8 Isle of Pines, New Caledonia
Captain Cook named this southernmost island in New Caledonia for the slender pines that stand like sentries along its gleaming white shores. Today, it's one of the top tourist destinations in this overseas French territory. Isle of Pines (Île des Pins) is probably best known for its pretty pine-fringed bays with soft white-sand beaches lapped by water in brilliant hues of blue. Adding to this natural beauty, cute rock islets loom offshore, capped with lush foliage. Popular things to do here include swimming, snorkeling, and sunbathing at Kanumera Bay and Kuto Bay, stand up paddleboarding, glass-bottom boat tours, and exploring the island's caves. Not far from Oro Bay is a natural seawater swimming pool, Piscine Naturelle, where you can swim and snorkel with swarms of tropical fish, and Upi Bay is dotted with picturesque mushroom-shaped rock formations.
Isle of Pines lies a 30-minute flight or 2.5-hour boat ride from New Caledonia's distinctly French capital of Noumea. New Caledonia is about a 2.5-hour flight from Sydney.

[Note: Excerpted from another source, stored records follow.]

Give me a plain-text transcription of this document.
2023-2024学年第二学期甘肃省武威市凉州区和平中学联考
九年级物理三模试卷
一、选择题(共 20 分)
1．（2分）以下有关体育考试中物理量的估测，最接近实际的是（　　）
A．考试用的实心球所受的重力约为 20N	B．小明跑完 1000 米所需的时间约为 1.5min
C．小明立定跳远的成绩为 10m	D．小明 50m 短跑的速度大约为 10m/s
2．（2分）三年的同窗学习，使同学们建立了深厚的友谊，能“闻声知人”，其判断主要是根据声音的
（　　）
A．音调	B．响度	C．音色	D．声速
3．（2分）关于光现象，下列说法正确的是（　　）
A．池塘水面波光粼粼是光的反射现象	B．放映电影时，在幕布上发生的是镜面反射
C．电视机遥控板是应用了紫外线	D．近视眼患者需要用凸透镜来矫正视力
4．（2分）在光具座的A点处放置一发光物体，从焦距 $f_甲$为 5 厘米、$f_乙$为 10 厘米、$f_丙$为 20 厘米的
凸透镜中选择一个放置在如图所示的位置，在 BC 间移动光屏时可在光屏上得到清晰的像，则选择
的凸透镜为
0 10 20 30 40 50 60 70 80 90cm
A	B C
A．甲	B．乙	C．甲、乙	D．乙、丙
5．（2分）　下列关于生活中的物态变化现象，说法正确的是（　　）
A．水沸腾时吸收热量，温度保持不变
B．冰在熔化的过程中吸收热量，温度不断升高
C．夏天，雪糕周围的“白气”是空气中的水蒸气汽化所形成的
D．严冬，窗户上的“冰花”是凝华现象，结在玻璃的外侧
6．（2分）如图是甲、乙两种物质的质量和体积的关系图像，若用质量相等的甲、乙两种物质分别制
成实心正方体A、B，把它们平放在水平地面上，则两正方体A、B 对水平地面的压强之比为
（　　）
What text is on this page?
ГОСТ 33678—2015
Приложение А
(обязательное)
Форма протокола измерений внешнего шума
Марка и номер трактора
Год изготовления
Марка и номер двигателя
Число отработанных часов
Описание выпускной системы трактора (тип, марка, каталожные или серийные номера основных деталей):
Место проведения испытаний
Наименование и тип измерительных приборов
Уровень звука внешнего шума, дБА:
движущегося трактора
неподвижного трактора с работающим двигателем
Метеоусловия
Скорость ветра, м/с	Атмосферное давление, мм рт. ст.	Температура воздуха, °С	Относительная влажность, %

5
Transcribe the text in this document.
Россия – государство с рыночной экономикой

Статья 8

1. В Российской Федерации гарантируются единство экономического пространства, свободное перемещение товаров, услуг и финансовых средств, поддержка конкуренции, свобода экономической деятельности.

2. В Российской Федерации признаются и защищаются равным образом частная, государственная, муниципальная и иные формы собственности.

9 Easter Island (Rapa Nui), Chile
One of the planet's most isolated inhabited islands, Easter Island (Rapa Nui: Polynesian, Isla de Pascua: Spanish) exudes a rugged, mystical beauty. This popular ecotourism destination belongs to Chile, yet it lies more than 3,700 kilometers to the east in the southeastern Pacific Ocean and feels true to its deep Polynesian roots. The island's landscapes consist primarily of the grassy domes of extinct volcanoes rippling against a backdrop of brilliant blue water. Much of the island is protected by the World Heritage-listed Rapa Nui National Park, and this is where many of the archeological and natural attractions lie, including caves; volcanoes, hiking trails; ceremonial sites, and some of the island's 887 moai, its most famous attraction. These massive stone statues, created by the Rapa Nui people from the 10th through the 16th centuries, loom over vibrant landscapes of stark beauty. Biking, hiking, and horseback riding are all popular ways to explore the island. Other things to do include trekking, diving, snorkeling, and surfing the island's powerful swells. If you really need a beach fix, you can bask on Anakena Beach, a pretty bay with a half-moon slice of white-sand and groves of slender coconut palms.